A team of archaeologists have begun excavating one of Scotland’s earliest historical sites on Islay following a donation from Lagavulin distillery.
Dunyvaig Castle, which is situated on a peninsula adjacent to the distillery, played host to battles between warring Scottish clans during the Middle Ages and could hold the secrets of what life was like when the castle was in use.
The excavation is the flagship project of Islay Heritage, a community charity which was provided with £310,000 of funding by Lagavulin in 2017.
The funding was provided as part of the distillery’s project commemorating its 200th anniversary, which raised almost £600,000 in total for seven different Islay charities.

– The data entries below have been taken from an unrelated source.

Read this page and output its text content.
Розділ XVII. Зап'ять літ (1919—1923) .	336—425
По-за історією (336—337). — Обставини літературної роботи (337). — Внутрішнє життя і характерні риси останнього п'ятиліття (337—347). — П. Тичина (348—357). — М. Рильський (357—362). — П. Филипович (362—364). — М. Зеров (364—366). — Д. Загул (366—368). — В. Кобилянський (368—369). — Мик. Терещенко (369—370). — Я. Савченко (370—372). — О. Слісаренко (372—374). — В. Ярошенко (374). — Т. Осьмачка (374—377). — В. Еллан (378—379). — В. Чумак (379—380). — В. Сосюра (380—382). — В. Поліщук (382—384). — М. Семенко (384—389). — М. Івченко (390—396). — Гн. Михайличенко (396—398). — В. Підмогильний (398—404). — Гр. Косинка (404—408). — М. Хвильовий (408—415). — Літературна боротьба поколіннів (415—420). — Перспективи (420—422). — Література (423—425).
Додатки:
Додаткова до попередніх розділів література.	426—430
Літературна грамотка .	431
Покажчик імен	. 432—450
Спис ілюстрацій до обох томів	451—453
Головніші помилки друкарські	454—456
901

Dr Nick Morgan, head of whisky outreach at Lagavulin-owner Diageo, said: ‘This excavation at Dunyvaig Castle is the culmination of hard work and commitment from Islay Heritage, Lagavulin distillery and the wider community.
‘We’re looking forward to seeing what interesting discoveries will be uncovered over the next few weeks.’

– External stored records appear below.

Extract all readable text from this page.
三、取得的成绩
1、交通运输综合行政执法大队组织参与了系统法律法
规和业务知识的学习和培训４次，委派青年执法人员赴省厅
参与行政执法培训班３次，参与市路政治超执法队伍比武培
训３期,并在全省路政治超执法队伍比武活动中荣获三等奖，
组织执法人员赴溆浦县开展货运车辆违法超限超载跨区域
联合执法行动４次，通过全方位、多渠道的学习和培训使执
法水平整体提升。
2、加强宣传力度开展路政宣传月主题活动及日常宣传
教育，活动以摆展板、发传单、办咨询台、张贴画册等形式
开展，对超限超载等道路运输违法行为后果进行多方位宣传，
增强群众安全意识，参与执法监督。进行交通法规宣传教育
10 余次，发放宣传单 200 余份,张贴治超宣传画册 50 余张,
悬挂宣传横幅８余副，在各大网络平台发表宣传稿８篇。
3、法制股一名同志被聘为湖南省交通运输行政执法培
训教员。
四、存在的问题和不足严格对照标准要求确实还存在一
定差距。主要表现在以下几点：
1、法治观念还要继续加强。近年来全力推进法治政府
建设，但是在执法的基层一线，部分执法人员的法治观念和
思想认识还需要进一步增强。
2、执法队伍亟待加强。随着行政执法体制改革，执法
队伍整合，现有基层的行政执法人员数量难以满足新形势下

The team of 40 archaeologists and experts began the excavation on 12 August and will spend three weeks studying and reconstructing the medieval monument, with the hope of securing additional funding to continue the excavation until 2023.

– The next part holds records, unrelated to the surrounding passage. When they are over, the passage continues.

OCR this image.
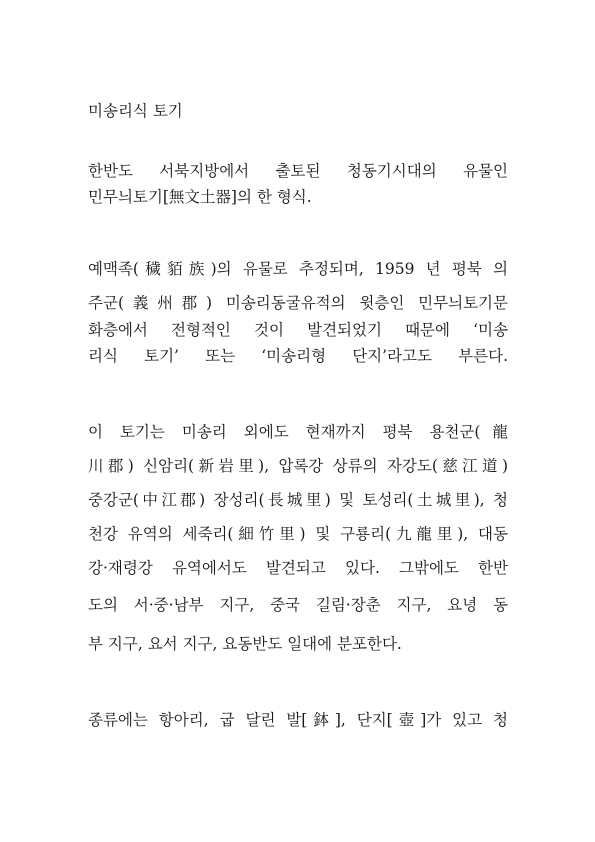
미송리식 토기
한반도 서북지방에서 출토된 청동기시대의 유물인
민무늬토기[無文土器]의 한 형식.
예맥족(穢貊族)의 유물로 추정되며, 1959 년 평북 의
주군(義州郡) 미송리동굴유적의 윗층인 민무늬토기문
화층에서 전형적인 것이 발견되었기 때문에 ‘미송
리식 토기’ 또는 ‘미송리형 단지’라고도 부른다.
이 토기는 미송리 외에도 현재까지 평북 용천군(龍
川郡) 신암리(新岩里), 압록강 상류의 자강도(慈江道)
중강군(中江郡) 장성리(長城里) 및 토성리(土城里), 청
천강 유역의 세죽리(細竹里) 및 구룡리(九龍里), 대동
강·재령강 유역에서도 발견되고 있다. 그밖에도 한반
도의 서·중·남부 지구, 중국 길림·장춘 지구, 요녕 동
부 지구, 요서 지구, 요동반도 일대에 분포한다.
종류에는 항아리, 굽 달린 발[鉢], 단지[壺]가 있고 청
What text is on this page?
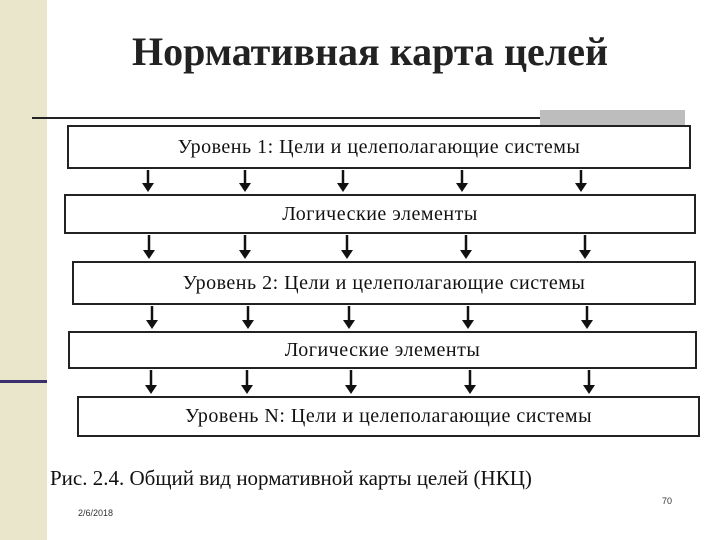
Нормативная карта целей
Уровень 1: Цели и целеполагающие системы
Логические элементы
Уровень 2: Цели и целеполагающие системы
Логические элементы
Уровень N: Цели и целеполагающие системы
Рис. 2.4. Общий вид нормативной карты целей (НКЦ)
2/6/2018
70
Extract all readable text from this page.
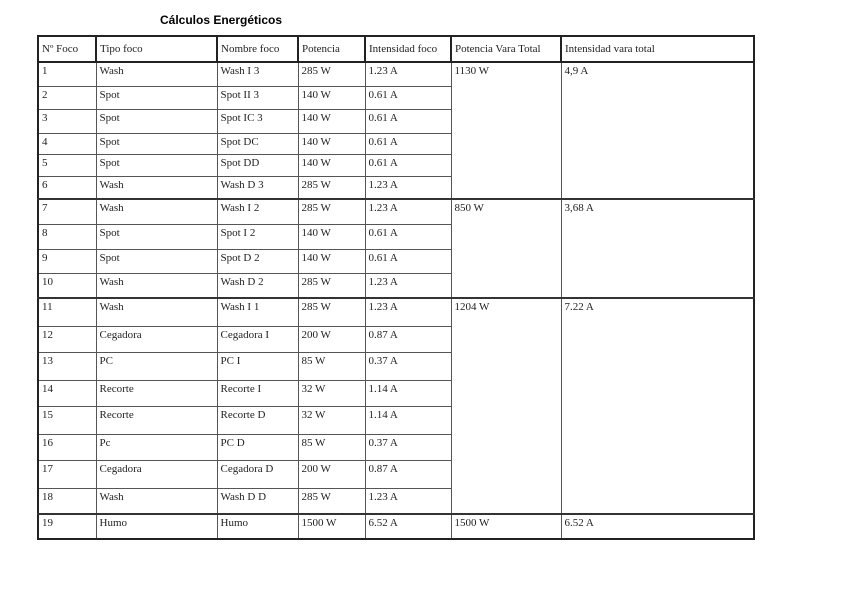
Cálculos Energéticos
Nº Foco	Tipo foco	Nombre foco	Potencia	Intensidad foco	Potencia Vara Total	Intensidad vara total
1	Wash	Wash I 3	285 W	1.23 A	1130 W	4,9 A
2	Spot	Spot II 3	140 W	0.61 A		
3	Spot	Spot IC 3	140 W	0.61 A		
4	Spot	Spot DC	140 W	0.61 A		
5	Spot	Spot DD	140 W	0.61 A		
6	Wash	Wash D 3	285 W	1.23 A		
7	Wash	Wash I 2	285 W	1.23 A	850 W	3,68 A
8	Spot	Spot I 2	140 W	0.61 A		
9	Spot	Spot D 2	140 W	0.61 A		
10	Wash	Wash D 2	285 W	1.23 A		
11	Wash	Wash I 1	285 W	1.23 A	1204 W	7.22 A
12	Cegadora	Cegadora I	200 W	0.87 A		
13	PC	PC I	85 W	0.37 A		
14	Recorte	Recorte I	32 W	1.14 A		
15	Recorte	Recorte D	32 W	1.14 A		
16	Pc	PC D	85 W	0.37 A		
17	Cegadora	Cegadora D	200 W	0.87 A		
18	Wash	Wash D D	285 W	1.23 A		
19	Humo	Humo	1500 W	6.52 A	1500 W	6.52 A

Georgie Crawford, former distillery manager for Lagavulin, who is now overseeing the rebuild of Port Ellen, said: ‘It’s very exciting to see work officially start at Dunyvaig Castle. We’re very proud to see the legacy of Lagavulin’s anniversary celebrations being realised just a short distance from the distillery.’
The Lagavulin 200th anniversary legacy funds were raised through the sale of a limited run of 522 bottles of Lagavulin 1991.